De día llevaba luto. Paseaba su dolor por todas partes; hasta haciendo la comida para sus hijos se ponía un delantal negro y cocinaba sin escuchar su programa de radio preferido a pesar de que esa costumbre la había mantenido desde que se casara con su marido, don Manuel Torres. Ahora, ya no. Todo cuanto hacía o decía remetía siempre al decálogo de la viuda perfecta, por lo que era la más admirada de entre todas las beatas.
Con ellas se pasaba largas tardes organizando y ayudando cualquier cosa que el cura de la parroquia les pidiera y con él siempre acababa llevándole unos roscos que le agradecía de forma muy especial y que ella le correspondía desde una sonrisa discreta y delicada con la que él tenía más que suficiente.

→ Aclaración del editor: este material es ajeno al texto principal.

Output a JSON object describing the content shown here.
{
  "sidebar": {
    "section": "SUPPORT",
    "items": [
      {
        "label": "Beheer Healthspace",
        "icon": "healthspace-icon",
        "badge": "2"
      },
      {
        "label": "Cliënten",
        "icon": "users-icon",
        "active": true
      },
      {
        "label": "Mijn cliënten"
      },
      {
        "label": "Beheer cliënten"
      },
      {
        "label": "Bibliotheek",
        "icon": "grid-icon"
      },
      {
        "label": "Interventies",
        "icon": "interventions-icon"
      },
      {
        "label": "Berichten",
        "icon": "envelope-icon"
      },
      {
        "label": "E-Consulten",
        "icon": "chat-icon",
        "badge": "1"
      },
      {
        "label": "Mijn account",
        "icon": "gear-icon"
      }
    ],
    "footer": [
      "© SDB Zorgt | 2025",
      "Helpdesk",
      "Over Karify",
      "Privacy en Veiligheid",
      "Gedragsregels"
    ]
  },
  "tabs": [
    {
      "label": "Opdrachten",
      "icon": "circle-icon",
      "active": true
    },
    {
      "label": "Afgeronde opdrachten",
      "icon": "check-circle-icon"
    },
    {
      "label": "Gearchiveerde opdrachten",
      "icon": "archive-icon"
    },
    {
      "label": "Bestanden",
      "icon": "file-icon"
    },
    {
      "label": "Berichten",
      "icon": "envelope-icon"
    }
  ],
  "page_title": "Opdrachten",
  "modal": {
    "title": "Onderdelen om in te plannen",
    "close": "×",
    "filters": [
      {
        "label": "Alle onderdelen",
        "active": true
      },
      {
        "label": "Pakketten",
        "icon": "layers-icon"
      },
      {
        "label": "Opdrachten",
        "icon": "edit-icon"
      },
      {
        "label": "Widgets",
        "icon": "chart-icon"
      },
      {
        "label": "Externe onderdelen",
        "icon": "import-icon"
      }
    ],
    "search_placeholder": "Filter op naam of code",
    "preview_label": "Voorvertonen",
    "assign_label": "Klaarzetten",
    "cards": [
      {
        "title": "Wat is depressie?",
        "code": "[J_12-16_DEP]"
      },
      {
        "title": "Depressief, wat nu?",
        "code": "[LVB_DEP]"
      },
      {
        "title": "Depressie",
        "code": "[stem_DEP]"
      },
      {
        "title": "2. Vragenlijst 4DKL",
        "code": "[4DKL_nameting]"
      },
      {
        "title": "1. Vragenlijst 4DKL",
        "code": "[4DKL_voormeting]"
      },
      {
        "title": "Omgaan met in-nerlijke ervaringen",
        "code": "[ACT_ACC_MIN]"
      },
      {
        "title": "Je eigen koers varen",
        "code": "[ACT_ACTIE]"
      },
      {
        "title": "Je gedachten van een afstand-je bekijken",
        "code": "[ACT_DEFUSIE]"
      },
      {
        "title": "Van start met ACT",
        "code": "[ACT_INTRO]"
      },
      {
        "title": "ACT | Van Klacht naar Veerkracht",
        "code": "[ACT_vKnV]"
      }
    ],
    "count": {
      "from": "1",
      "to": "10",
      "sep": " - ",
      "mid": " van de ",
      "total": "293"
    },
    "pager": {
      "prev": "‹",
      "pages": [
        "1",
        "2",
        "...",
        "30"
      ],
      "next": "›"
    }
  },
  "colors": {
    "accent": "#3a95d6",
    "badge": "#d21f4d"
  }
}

Poco se podía imaginar que llegado al punto de la media noche, esa sombra de dulzura que quedaba en su recuerdo se transformaba en el arma más voraz de todas las que podían transitar las calles de la ciudad. Enfundada en su traje especial recorría todos los rincones más insospechados en busca de depredadores humanos que estuvieran abusando de sus víctimas.
Había confeccionado una lista muy especial para seleccionar a sus futuros candidatos a morir. En ella cabían todas aquellas personas que suministraran a sus víctimas, aunque fuera en pequeñas dosis, pociones envenenadas y poderosas como la mentira, la arrogancia, la injusticia, la humillación... El goteo que llegaba de un día tras otro dejaba un poso profundo y negro de dolor, o de miedo, o de desilusión... con el que conseguían que su víctima se llegara a preguntar qué sentido tenía seguir viviendo.
Cuando esa demanda, en forma de plegaria, llegaba a través de las ondas silenciosas a la viuda, ella con sus poderes especiales, ejercía la justicia con tal firmeza que no había lugar al error. A veces llegaba rápida como un oleaje repentino y se producía un paro cardíaco durante la noche, cuando el depredador dormía; otras, la justicia iba llegando a través de las dosis exactas de cianuro, mientras la viuda escuchaba su programa preferido en la radio, tal y como le ocurrió a don Manuel Torres.